Prepaid debit cards are changing the way many people bank and manage their finances. It’s not just the unbanked and the under-banked, either. Prepaid debit card users include a wide swath of Americans, all with one common goal: to take control of their finances. They see prepaid cards as a tool for achieving that control.
That’s why prepaid debit is an in demand product; millions of Americans are choosing prepaid cards over checking accounts. Those financial institutions that ignore this fact are leaving a lot of money on the table – an estimated $2.6 billion in potential revenues from the cards alone.
An estimated 12 million adults (representing 5% of the population) use prepaid cards at least once a month, according to a recent survey. That survey – conducted by the Pew Charitable Trusts – also revealed that most prepaid cards (46%) are purchased at retail stores while just 9% of prepaid users get their cards from banks or credit unions.
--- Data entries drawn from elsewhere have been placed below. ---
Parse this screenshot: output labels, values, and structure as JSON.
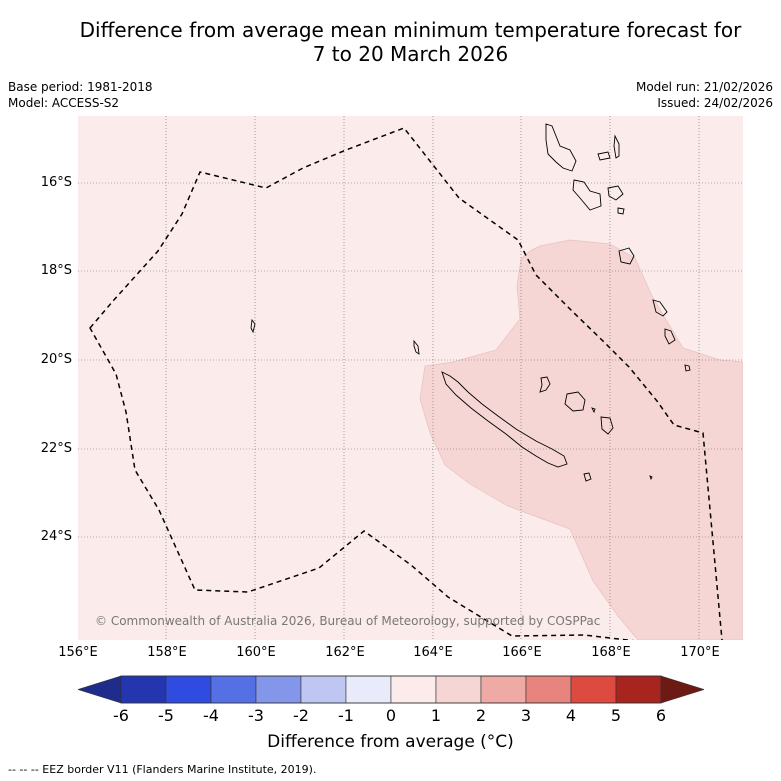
{
  "title": {
    "line1": "Difference from average mean minimum temperature forecast for",
    "line2": "7 to 20 March 2026"
  },
  "info": {
    "base_period": "Base period: 1981-2018",
    "model": "Model: ACCESS-S2",
    "model_run": "Model run: 21/02/2026",
    "issued": "Issued: 24/02/2026"
  },
  "map": {
    "lat_labels": [
      "16°S",
      "18°S",
      "20°S",
      "22°S",
      "24°S"
    ],
    "lon_labels": [
      "156°E",
      "158°E",
      "160°E",
      "162°E",
      "164°E",
      "166°E",
      "168°E",
      "170°E"
    ],
    "copyright": "© Commonwealth of Australia 2026, Bureau of Meteorology, supported by COSPPac",
    "colors": {
      "background_anomaly": "#fbeceb",
      "warm_anomaly": "#f5d6d5",
      "grid": "#666666",
      "land_outline": "#000000",
      "eez_border": "#000000"
    }
  },
  "colorbar": {
    "ticks": [
      "-6",
      "-5",
      "-4",
      "-3",
      "-2",
      "-1",
      "0",
      "1",
      "2",
      "3",
      "4",
      "5",
      "6"
    ],
    "colors": [
      "#1e2c8c",
      "#2336b0",
      "#2f4be0",
      "#5570e4",
      "#8496e9",
      "#c0c6f2",
      "#e9ebfa",
      "#fbeceb",
      "#f5d6d5",
      "#efaaa6",
      "#e6847d",
      "#dc4a40",
      "#a8241f",
      "#6e1a14"
    ],
    "title": "Difference from average (°C)"
  },
  "footer": {
    "legend": "--  --  -- EEZ border V11 (Flanders Marine Institute, 2019)."
  }
}
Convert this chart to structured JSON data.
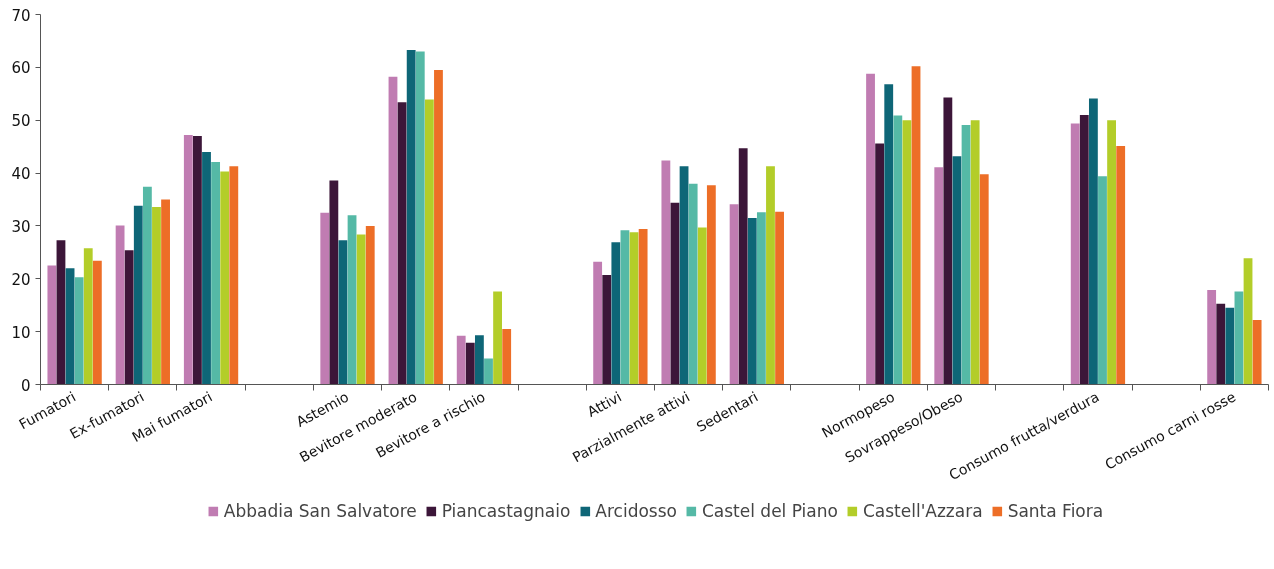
{
  "chart_data": {
    "type": "bar",
    "categories": [
      "Fumatori",
      "Ex-fumatori",
      "Mai fumatori",
      null,
      "Astemio",
      "Bevitore moderato",
      "Bevitore a rischio",
      null,
      "Attivi",
      "Parzialmente attivi",
      "Sedentari",
      null,
      "Normopeso",
      "Sovrappeso/Obeso",
      null,
      "Consumo frutta/verdura",
      null,
      "Consumo carni rosse"
    ],
    "series": [
      {
        "name": "Abbadia San Salvatore",
        "color": "#c07cb2",
        "values": [
          22.5,
          30.1,
          47.2,
          null,
          32.5,
          58.2,
          9.2,
          null,
          23.2,
          42.4,
          34.1,
          null,
          58.8,
          41.1,
          null,
          49.4,
          null,
          17.9
        ]
      },
      {
        "name": "Piancastagnaio",
        "color": "#3c1639",
        "values": [
          27.3,
          25.4,
          47.0,
          null,
          38.6,
          53.4,
          7.9,
          null,
          20.7,
          34.4,
          44.7,
          null,
          45.6,
          54.3,
          null,
          51.0,
          null,
          15.3
        ]
      },
      {
        "name": "Arcidosso",
        "color": "#0e6677",
        "values": [
          22.0,
          33.8,
          44.0,
          null,
          27.3,
          63.3,
          9.3,
          null,
          26.9,
          41.3,
          31.5,
          null,
          56.8,
          43.2,
          null,
          54.1,
          null,
          14.5
        ]
      },
      {
        "name": "Castel del Piano",
        "color": "#55b9a6",
        "values": [
          20.3,
          37.4,
          42.1,
          null,
          32.0,
          63.0,
          4.9,
          null,
          29.2,
          38.0,
          32.6,
          null,
          50.9,
          49.1,
          null,
          39.4,
          null,
          17.6
        ]
      },
      {
        "name": "Castell'Azzara",
        "color": "#b3cd29",
        "values": [
          25.8,
          33.6,
          40.3,
          null,
          28.4,
          53.9,
          17.6,
          null,
          28.8,
          29.7,
          41.3,
          null,
          50.0,
          50.0,
          null,
          50.0,
          null,
          23.9
        ]
      },
      {
        "name": "Santa Fiora",
        "color": "#ed6e27",
        "values": [
          23.4,
          35.0,
          41.3,
          null,
          30.0,
          59.5,
          10.5,
          null,
          29.4,
          37.7,
          32.7,
          null,
          60.2,
          39.8,
          null,
          45.1,
          null,
          12.2
        ]
      }
    ],
    "ylim": [
      0,
      70
    ],
    "yticks": [
      0,
      10,
      20,
      30,
      40,
      50,
      60,
      70
    ],
    "grid": false,
    "legend": "bottom"
  }
}
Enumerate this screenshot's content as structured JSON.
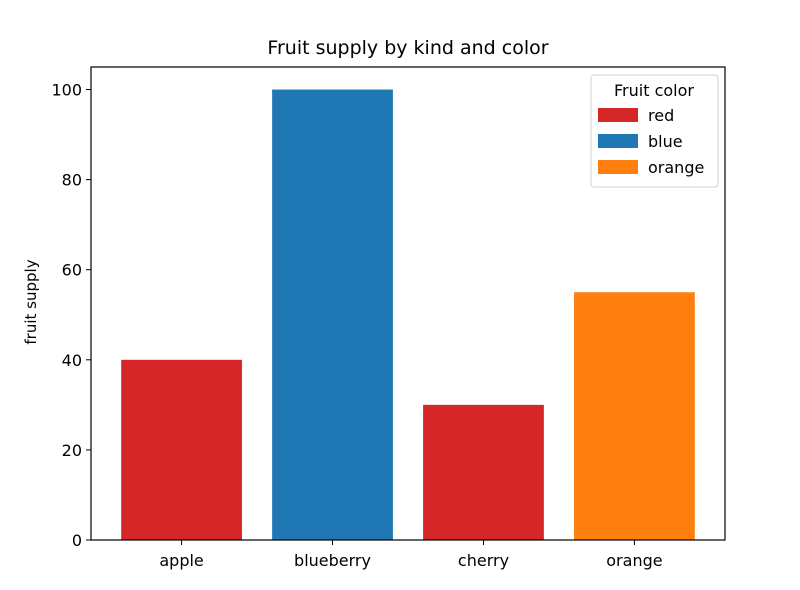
{
  "chart_data": {
    "type": "bar",
    "title": "Fruit supply by kind and color",
    "xlabel": "",
    "ylabel": "fruit supply",
    "categories": [
      "apple",
      "blueberry",
      "cherry",
      "orange"
    ],
    "values": [
      40,
      100,
      30,
      55
    ],
    "bar_colors": [
      "#d62728",
      "#1f77b4",
      "#d62728",
      "#ff7f0e"
    ],
    "ylim": [
      0,
      105
    ],
    "yticks": [
      0,
      20,
      40,
      60,
      80,
      100
    ],
    "grid": false,
    "legend": {
      "title": "Fruit color",
      "placement": "top-right",
      "entries": [
        {
          "label": "red",
          "color": "#d62728"
        },
        {
          "label": "blue",
          "color": "#1f77b4"
        },
        {
          "label": "orange",
          "color": "#ff7f0e"
        }
      ]
    }
  }
}
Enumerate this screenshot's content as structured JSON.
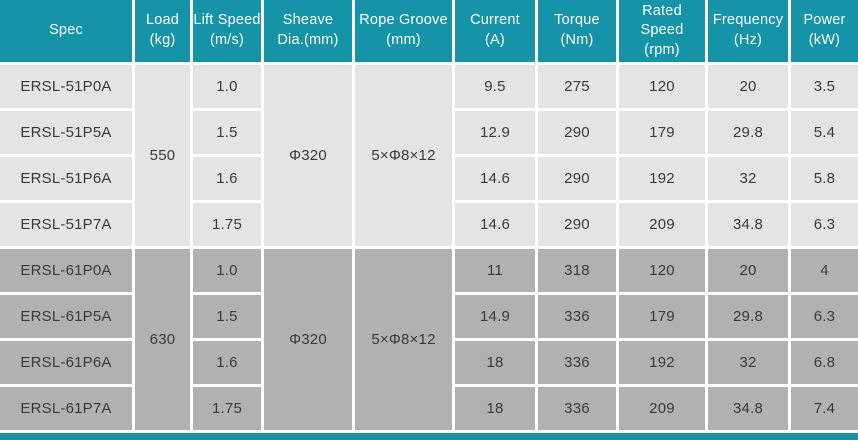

The Pew research uncovered other insightful details about prepaid cardholders. For example, nearly half (49%) are homeowners, one out of four earns at least $50,000 a year and 47% have attended college. Most, if not all, also carry mobile phones and like the notion of using mobiles to manage their financial lives on the go. That’s what makes prepaid debit card programs with mobile access a winning proposition. This is a message I delivered last week at the NBPCA Power of Prepaid conference, where I participated in a panel discussion on creating stickiness and value in prepaid programs.
Prepaid debit cards are not a one-size-fits-all product set. In fact, there are at least half a dozen different use cases, said Chris McClinton, a panelist from the American Bankers Association. McClinton and Bill Norwood of Heartland Payment Systems discussed some of these, including campus prepaid card programs with local merchant acceptance and mobile tools.
Consumers choose to use prepaid cards for any number of reasons. Some are smart money managers; others are trying to make up for past financial mistakes. Still others have left banks for less expensive alternatives. Most require a variety of products and service providers to get the job done, however, from check cashing establishments to payday lenders. The Pew research found that 38% of prepaid cardholders have used a check-cashing store; 21% have taken out payday loans.
Loads to prepaid debit cards more than doubled between 2009 and 2012, driven primarily by a desire for better control over spending, debt and fees, according Pew. Cardholders aren’t very loyal, however. The typical consumer uses a prepaid debit card for an average six months before ditching it for another prepaid card, or another payment method (like cash or money orders), according to the Federal Reserve Bank of Philadelphia. That’s because consumers are looking for more than just another way to pay for things. They want and need tools that help them manage their lives, on the go. This includes products and services that help them manage their financial lives, like prepaid cards with instant good funds for check to card loads, balance inquiries, bill pay, and remittances.
Prepaid debit cards are transforming the ways people bank and manage their finances. Being able to access their cash and perform other basic financial management activities anytime, anywhere, using their mobile phones and their prepaid cards will further improve the lives of modern consumers. The payoff for financial institutions will come in the form of stickier cardholders, new fee income opportunities and non-interest paying deposits. It’s a winning proposition all the way around.